Stream processing and scheduling: Petr Skoda
Petr Skoda received an extended M.Sc. degree at Masaryk University Brno, Faculty of Informatics
Title: Stream processing and scheduling (An open lecture)
Speaker: Petr Skoda
When and Where: Thursday the 23rd of March in room V102 at 12:00
Abstract: Big data processing is a hot topic of today's computer world. One of the key paradigms behind it is MapReduce - parallel and massively distributed model inspired by the map and reduce functions commonly used in functional programming. Due to its simplicity and general availability of standard implementations, the paradigm has been massively adopted on current computer clusters. Yet, MapReduce is not optimal for all big data problems. This talk focuses on the area of an alternative paradigm - stream processing - which has multiple advantages over the MapReduce, e.g., it avoids persistent data storing if not required. Even though, frameworks for stream processing are nowadays easily available as a part of many Hadoop ecosystems, to use these frameworks in the right way needs just another shift in thinking of system architects thus the wider understanding of underlying ideas is inevitable prerequisite.

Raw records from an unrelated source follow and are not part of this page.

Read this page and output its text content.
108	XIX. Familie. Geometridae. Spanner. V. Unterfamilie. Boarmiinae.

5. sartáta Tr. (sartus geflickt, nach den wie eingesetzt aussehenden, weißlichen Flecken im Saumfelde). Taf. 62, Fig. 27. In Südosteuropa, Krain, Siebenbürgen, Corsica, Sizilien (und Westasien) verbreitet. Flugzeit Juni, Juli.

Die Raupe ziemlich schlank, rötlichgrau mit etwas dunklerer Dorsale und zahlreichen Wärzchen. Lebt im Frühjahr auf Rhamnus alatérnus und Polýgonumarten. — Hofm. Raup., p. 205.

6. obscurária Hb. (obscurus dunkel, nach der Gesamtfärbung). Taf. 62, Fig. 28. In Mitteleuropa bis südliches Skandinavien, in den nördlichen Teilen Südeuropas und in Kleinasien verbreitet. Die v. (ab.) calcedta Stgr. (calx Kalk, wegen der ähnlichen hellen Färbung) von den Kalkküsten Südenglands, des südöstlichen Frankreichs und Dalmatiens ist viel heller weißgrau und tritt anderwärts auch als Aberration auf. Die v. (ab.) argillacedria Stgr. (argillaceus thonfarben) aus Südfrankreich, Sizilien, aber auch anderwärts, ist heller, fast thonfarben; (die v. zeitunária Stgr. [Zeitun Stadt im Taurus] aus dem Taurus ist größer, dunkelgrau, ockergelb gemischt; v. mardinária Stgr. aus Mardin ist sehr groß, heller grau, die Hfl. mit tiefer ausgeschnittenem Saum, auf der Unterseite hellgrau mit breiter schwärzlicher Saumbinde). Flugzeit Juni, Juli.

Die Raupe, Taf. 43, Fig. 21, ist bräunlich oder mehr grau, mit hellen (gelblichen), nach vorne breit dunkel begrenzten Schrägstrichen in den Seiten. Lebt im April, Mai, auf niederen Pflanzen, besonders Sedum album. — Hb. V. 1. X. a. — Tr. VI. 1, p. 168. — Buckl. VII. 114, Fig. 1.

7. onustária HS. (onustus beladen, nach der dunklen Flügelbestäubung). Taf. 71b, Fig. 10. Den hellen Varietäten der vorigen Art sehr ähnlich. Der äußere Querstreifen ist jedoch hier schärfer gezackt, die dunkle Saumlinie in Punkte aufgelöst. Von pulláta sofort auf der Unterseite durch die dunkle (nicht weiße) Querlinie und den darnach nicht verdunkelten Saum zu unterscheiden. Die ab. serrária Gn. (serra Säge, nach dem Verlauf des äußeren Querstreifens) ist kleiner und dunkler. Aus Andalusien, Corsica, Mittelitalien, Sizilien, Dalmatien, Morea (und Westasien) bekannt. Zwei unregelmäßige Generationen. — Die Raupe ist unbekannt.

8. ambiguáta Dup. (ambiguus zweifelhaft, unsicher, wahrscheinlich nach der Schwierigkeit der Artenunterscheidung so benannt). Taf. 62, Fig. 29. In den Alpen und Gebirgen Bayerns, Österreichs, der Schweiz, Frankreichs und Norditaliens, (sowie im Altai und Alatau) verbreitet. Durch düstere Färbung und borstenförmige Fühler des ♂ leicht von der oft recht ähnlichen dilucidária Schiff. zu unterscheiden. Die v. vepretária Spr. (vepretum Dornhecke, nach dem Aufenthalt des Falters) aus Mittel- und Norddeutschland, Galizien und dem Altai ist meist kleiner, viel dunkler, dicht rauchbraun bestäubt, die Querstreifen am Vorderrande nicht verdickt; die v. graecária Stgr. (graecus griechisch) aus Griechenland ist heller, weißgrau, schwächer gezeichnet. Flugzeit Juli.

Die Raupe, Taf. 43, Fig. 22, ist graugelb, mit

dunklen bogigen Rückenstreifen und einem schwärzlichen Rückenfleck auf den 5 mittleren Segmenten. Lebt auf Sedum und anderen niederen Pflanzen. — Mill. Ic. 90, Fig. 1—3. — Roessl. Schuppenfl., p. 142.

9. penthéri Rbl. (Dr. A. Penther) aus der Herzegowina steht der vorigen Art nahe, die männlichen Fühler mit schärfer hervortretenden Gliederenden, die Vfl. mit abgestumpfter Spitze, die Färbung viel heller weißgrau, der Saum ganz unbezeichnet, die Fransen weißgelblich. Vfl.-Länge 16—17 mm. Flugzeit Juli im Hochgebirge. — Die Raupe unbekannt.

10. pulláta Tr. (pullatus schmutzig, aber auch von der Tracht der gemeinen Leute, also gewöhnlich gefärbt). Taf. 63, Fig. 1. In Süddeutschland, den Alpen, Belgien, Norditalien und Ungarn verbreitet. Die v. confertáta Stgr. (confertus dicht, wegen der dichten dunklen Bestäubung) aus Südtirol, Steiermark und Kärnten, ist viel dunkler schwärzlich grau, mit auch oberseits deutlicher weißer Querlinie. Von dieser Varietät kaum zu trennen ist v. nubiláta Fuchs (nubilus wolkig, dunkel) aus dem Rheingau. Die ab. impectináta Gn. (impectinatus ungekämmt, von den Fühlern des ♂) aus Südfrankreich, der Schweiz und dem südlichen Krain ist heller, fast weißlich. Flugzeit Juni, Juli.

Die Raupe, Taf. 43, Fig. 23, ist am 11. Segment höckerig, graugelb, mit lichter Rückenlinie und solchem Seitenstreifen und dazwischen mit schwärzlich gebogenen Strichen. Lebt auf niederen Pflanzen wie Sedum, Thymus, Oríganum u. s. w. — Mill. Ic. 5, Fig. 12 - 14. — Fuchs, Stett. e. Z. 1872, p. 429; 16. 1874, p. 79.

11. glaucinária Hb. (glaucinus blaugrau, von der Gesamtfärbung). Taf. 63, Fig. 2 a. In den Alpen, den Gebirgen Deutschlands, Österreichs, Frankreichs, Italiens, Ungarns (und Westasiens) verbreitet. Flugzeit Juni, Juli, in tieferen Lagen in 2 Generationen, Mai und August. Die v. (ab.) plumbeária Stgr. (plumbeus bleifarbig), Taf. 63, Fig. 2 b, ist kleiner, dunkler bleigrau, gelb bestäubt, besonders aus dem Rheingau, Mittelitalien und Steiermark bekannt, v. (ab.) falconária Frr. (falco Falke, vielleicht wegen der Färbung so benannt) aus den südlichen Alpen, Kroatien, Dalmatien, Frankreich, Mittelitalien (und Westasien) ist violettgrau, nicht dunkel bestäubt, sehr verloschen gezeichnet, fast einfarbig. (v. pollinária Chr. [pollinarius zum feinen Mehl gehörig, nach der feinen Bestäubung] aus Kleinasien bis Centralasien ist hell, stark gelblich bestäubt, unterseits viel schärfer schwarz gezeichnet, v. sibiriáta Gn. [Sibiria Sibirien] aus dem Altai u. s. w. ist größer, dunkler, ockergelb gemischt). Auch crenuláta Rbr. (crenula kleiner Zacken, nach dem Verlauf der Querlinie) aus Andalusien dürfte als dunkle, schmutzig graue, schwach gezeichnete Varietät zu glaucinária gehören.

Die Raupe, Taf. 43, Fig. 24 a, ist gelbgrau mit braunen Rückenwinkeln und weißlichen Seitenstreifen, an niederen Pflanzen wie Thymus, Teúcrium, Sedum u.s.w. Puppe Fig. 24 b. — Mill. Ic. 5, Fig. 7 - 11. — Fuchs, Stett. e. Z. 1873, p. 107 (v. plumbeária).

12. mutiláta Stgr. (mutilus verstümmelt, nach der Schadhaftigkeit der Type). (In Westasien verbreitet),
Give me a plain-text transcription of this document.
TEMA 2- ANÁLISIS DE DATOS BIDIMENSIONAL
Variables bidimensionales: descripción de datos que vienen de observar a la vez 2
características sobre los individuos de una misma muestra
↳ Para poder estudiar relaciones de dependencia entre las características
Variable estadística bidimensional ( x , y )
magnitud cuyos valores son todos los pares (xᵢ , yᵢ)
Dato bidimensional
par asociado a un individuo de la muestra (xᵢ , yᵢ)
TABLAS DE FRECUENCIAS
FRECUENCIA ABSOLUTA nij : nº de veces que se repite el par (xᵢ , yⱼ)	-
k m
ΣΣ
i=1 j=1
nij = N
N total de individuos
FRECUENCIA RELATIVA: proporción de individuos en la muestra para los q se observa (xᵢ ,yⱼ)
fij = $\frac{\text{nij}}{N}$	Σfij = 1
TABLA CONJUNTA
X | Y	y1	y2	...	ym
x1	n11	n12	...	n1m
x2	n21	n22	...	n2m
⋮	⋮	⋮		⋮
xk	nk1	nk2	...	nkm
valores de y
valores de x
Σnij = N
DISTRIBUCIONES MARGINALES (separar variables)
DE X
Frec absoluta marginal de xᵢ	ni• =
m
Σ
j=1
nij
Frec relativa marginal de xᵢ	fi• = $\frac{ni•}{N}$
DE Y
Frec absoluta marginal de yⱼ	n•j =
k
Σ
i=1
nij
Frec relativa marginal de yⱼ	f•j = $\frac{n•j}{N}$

About speaker: Petr Skoda received an extended M.Sc. degree at Masaryk University Brno, Faculty of Informatics. During his studies, he worked as a developer and analyst at Pears Health Cyber company concerning development of e-commerce systems. Nowadays he is a PhD student at Brno University of Technology, Faculty of Information Technology. At the same time, he continues at Pears Health Cyber as a researcher of new opportunities in the field of medical devices and life-science communication. Petr participated in several european projects dealing with cloud and high-performance computing. He is interested in distributed systems, cloud computing technologies, HPC, information systems, and user experience.